北海道エアポート(HAP、千歳市)は5日、空港所在自治体などで構成する道内空港受入体制整備実行委員会、日本航空(JAL)、全日本空輸(ANA)とインバウンド(訪日客)需要に対応するため連携協定を結んだ。新千歳空港に国際便が一極集中する現状を緩和し、地方空港にも誘客して道内全域に経済効果を波及させる狙いで、受け入れ体制の整備や強化などで連携する。
同実行委はこの日、HAPが管理・運営する道内7空港のうち、新千歳を除く6空港(稚内、釧路、函館、旭川、帯広、女満別)の所在地である旭川、函館、稚内、釧路、帯広、網走の6市、上川管内東神楽町、オホーツク管内大空町と発足。HAPの蒲生猛社長、同実行委委員長を務める菅野直行旭川市副市長、林浩一JAL北海道支社長、本田嘉彦ANA千歳空港支店長が連携協定に署名した。
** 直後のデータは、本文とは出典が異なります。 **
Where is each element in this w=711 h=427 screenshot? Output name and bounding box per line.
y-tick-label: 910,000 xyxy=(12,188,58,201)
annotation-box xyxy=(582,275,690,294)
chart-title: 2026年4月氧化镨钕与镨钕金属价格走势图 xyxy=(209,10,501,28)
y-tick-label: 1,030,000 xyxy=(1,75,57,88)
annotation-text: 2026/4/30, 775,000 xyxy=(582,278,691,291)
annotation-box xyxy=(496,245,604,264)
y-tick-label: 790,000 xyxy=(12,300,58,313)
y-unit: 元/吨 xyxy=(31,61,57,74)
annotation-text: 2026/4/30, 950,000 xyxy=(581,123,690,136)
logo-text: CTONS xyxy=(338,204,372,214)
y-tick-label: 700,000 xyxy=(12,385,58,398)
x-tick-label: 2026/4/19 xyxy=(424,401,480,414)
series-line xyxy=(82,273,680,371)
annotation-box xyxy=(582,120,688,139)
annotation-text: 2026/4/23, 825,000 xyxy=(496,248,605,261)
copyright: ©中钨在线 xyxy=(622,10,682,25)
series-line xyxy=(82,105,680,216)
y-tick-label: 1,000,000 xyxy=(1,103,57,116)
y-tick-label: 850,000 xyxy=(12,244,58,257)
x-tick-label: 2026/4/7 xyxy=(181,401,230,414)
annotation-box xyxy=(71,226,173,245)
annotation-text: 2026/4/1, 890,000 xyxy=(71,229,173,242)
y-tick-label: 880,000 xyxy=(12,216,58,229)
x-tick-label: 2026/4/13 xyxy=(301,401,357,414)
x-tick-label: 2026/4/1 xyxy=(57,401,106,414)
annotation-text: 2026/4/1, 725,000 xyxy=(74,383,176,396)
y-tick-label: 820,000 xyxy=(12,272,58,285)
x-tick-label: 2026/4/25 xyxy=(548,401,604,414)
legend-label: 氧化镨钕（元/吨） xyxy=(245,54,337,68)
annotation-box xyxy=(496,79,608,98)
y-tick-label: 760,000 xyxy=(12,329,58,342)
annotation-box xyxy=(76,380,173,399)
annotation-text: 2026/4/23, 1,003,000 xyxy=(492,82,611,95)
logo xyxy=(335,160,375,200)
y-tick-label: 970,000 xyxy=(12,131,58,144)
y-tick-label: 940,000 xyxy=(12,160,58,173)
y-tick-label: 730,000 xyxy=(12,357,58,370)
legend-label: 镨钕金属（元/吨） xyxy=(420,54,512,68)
今後も増加が見込まれるインバウンド需要を取り込むため、グランドハンドリング(地上支援業務)の確保など、課題の解決に連携して取り組む。まずは新千歳とともに国際定期便を通年運航する、函館、旭川の両空港の拠点強化事業を進め、空港業務を担う人材の採用や研修活動を支援する。
また、他4空港で国際定期便の受け入れに向け、新千歳や羽田からの応援派遣にも取り組む他、チャーター便などに応じるため、応援人員の宿泊費や交通費も支援する。今年度は、HAPと各自治体で事業費5000万円程度の予算を組み、今後は実行委には道も参画予定という。
蒲生社長は「日本では例がない画期的な協定」と強調し、「全国的にも注目されている。うまくいけば東北、九州とも一緒にできる。成功させたい」と意欲。菅野委員長も「地方空港が国際線を受け入れることで、道内全域で交流人口が増える」と期待を込めた。